I am constantly being woken up in the middle of the night. My brother's cat, he comes into my room every night between 4-5am to wake me up. He tells me he wants to go outside. (He's an indoor-outdoor cat). Now why he chooses me to wake up, I don't know, the rest of the day he doesn't give me the time of day. If I close the door he claws at it and yowls - if I ignore him he jumps onto the windowsill above my head and falls ONTO my head (he's not the most dexterous) and stands on my dresser and yowls. But if you put him out at the start of the night, he finds his way onto the roof (!!) to MY window and sits outside yowling. You just can't win.

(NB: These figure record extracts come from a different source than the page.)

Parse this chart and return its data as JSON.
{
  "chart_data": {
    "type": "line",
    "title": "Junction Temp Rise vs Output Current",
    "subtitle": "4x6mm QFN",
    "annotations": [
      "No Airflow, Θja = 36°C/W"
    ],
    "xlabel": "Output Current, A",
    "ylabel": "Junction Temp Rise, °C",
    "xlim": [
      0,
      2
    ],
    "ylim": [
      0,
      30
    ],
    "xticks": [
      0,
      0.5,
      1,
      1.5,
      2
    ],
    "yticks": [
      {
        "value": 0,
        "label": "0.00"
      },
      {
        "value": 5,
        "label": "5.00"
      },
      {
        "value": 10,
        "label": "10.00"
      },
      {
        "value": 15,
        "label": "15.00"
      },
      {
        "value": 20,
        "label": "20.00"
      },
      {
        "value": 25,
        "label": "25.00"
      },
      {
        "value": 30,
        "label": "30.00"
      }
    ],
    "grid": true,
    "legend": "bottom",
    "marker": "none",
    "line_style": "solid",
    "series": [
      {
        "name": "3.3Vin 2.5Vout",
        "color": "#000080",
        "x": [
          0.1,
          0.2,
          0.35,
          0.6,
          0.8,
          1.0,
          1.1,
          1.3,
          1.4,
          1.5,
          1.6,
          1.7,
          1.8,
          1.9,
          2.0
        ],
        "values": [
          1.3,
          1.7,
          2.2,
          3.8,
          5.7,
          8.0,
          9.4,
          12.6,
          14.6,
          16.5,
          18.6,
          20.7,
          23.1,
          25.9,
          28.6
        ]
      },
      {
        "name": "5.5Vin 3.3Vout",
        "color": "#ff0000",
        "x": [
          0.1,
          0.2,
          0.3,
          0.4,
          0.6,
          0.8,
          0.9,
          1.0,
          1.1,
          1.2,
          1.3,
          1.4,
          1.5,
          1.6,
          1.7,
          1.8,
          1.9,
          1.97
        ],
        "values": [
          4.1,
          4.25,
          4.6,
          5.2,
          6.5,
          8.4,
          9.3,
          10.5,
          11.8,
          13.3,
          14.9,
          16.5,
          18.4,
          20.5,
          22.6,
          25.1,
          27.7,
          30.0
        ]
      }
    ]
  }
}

My solution: tell brother to KEEP his cat IN his room all night. Angel won't wake him up (??). Sleeps all night on the pillow beside him. But if the door's open a crack... back up to my room. I just don't get it.

Good luck. :?


----------



## thewebbmeister (Aug 26, 2004)

I slept at home last night, and had a great nights sleep with no interruptions. Maybe earplugs are the answer.


----------



## 22Raiynee22 (Aug 13, 2004)

*.*

welcome to the wonderful life of the cat lol they can think they own the world :lol: I dont have any advice since you said you were a light sleeper, i'd say just let the kitty have sum of your pillow, maybe he/she just wants to share with you lol


----------



## TAsunder (Apr 6, 2004)

I tried ear plugs but they didn't seem to stop my cat rubbing me with his face from 4am to 6:30am. Not much did... the closest thing is when I come home late, like midnight.


----------



## Gabreilla Moushigo (Jun 14, 2004)

All of my cats have done the same - I am also a light sleeper - so I know your pain. Here is my solution: before I go to sleep - I let him lay down above my head on the pillow - he goes to sleep - I go to sleep - problem solved. If you try to move them everywhere - they get huffy - and they DO knock things off counters and jump all over you and are general hellions. As long as you don't mind a little fuzzy sleeping above your head - you should be fine.


----------



## Loving_My_Cats (May 26, 2004)

thewebbmeister said:


> I slept at home last night, and had a great nights sleep with no interruptions. Maybe earplugs are the answer.


No offence but you seem to have a thing against the cat. I am sure it's been sleeping on the bed as long as it's been there. It's used to it. For a new 'man' to come along, put it off the bed.. i'm sure the cat is getting mad, and maybe why it knocks stuff over. As I already said, as others.. just let it sleep on your pillow. Don't move it, and things should be good!


----------